15.3 Common Operations

Element-wise Operations

x = np.array([1, 2, 3])
y = np.array([4, 5, 6])

x + y        # array([5, 7, 9])
x * y        # array([4, 10, 18])

Broadcasting

x * 2        # array([2, 4, 6])

Indexing and Slicing

x[0]         # 1
x[1:]        # array([2, 3])

Aggregations

x.mean()     # 2.0
x.sum()      # 6
x.max()      # 3

Linear Algebra

A = np.array([[1, 2], [3, 4]])
np.linalg.det(A)
np.linalg.inv(A)

15.4 Reading and Saving Data

Reading Data

Common methods include from text or CSV files:

data = np.loadtxt("data.csv", delimiter=",")

or from NumPy’s native binary format:

data = np.load("data.npy")

Saving Data

np.savetxt("output.csv", data, delimiter=",")
np.save("output.npy", data)

NumPy is often combined with pandas another package for more complex data ingestion tasks.

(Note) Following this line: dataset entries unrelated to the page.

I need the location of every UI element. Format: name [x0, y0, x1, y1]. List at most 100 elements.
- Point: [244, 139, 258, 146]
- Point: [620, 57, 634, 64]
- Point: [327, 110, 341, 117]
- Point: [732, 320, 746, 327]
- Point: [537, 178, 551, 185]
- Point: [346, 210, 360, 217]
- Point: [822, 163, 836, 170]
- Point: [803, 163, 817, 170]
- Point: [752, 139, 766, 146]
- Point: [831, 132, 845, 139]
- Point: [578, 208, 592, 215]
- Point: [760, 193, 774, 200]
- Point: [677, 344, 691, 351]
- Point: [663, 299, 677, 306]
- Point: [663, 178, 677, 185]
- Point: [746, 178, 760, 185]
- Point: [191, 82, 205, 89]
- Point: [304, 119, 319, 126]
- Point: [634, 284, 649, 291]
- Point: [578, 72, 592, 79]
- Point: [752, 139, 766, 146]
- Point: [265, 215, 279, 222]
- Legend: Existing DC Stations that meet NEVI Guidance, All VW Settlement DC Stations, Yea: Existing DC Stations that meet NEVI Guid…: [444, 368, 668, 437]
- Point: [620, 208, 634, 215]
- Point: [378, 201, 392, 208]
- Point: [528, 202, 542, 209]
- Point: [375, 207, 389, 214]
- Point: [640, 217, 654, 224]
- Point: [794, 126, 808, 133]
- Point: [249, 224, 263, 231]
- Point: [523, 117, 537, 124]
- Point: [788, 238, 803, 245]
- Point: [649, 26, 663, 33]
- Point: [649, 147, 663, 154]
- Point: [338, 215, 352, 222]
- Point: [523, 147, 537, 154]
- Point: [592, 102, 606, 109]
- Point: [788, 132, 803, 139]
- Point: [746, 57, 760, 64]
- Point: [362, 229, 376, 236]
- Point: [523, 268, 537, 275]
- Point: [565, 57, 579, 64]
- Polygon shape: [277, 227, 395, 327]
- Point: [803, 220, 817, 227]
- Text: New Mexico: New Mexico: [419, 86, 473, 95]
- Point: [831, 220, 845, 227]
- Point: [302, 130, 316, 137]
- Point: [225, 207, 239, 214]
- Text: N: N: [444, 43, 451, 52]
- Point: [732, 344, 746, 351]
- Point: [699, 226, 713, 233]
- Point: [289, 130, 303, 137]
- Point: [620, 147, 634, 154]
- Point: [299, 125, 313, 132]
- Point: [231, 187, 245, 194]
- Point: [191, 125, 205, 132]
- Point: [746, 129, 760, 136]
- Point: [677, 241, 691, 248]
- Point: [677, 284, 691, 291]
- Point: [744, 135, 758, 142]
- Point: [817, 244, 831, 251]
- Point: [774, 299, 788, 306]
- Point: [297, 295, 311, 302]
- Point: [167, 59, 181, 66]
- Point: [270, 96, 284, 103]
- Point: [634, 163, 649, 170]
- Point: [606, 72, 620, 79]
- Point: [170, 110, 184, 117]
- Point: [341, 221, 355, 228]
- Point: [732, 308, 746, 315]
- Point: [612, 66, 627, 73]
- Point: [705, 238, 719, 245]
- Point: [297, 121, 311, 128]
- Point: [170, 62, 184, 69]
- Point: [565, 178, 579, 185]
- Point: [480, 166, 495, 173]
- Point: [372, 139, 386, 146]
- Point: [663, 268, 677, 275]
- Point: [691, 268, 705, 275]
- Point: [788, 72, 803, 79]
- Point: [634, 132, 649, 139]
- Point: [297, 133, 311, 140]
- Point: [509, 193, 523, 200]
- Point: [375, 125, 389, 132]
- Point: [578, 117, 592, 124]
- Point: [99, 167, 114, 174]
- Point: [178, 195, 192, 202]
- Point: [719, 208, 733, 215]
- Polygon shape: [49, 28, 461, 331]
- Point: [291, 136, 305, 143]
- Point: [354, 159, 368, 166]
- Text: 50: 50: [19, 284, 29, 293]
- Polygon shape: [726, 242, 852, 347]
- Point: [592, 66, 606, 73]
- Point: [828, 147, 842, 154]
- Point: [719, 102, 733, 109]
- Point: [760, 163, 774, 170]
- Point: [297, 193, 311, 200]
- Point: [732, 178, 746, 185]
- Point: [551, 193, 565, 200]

15.5 Advantages and Disadvantages

Advantages Disadvantages
Very fast for numerical operations due to optimized C-based implementation Limited support for non-numeric or mixed data
Memory-efficient compared to Python lists Less intuitive for labeled or relational data
Extensive mathematical and linear algebra functionality Steeper learning curve than basic Python lists for beginners
Integrates well with the scientific Python ecosystem

15.6 Common Alternatives and Their Use Cases

pandas Used for labeled, tabular data (DataFrames). Builds on NumPy and adds indexing, grouping, and data-cleaning tools.

SciPy Extends NumPy with advanced scientific algorithms (optimization, signal processing, statistics).

TensorFlow / PyTorch Used for large-scale numerical computation and machine learning, especially with GPUs and automatic differentiation.

Python Lists Suitable for small datasets or heterogeneous data, but inefficient for numerical computation.

‘NumPy’ Documentation

The ‘NumPy’ documentation is very good and the modules are very widely used! For this reason I have not given any more examples here. When you start coding more, you must use the resources and documentation to solve your own challenges. Use the both the documentation and what you have learnt so far in the following exercises.

https://numpy.org/doc/

ExerciseExercise 1 - Numpy Exercise

Level:

Create the following NumPy arrays:

A 1D array of integers from 0 to 9.

A 2D array of shape (3, 3) filled with zeros.

A 2D array of shape (2, 4) filled with ones.

Hint: Use np.arange() and np.zeros() / np.ones().

  1. Compute the element-wise sum of a and b given the arrays:
a = np.array([1, 2, 3, 4])
b = np.array([10, 20, 30, 40])
  1. Multiply each element of a by 3.

  2. Compute the square of each element in b.

  1. Extract the first row given the array:
arr = np.array([[1, 2, 3],
                [4, 5, 6],
                [7, 8, 9]])
  1. Extract the last column.

  2. Extract the 2x2 subarray in the bottom-right corner.

  1. Create a random 3x4 array of integers between 0 and 10 (inclusive). Then:

  2. Compute the sum of all elements.

  3. Compute the mean of each column.

  4. Find the maximum element in each row.

Use np.random.randint().

Using NumPy’s built-in functions:

  1. Create a 5x5 array with random float values between 0 and 1.

  2. Normalize the array so that its values are between 0 and 1 using min-max normalization.

  3. Find the determinant of a 3x3 subarray of your choice.

  1. Load in the student scores from student_scores.csv. Understand the data

  2. Compute the average score for each student and store it in a 1D array called student_avg.

  3. Compute the average score for each subject and store it in a 1D array called subject_avg.

  4. Find the student(s) with the highest average score.

  5. Normalize the scores array so that each subject (column) has values between 0 and 1.

  6. Bonus: Create a boolean mask array indicating which scores are above the average for their subject.

ExerciseExercise 2 - Using Numpy in Expense_calculator

Level:

Modify your expense calculator or your own function to use NumPy to load and process the csv.

15.7 Summary

Numpy is very useful for numerical calculations, that are common in many fields.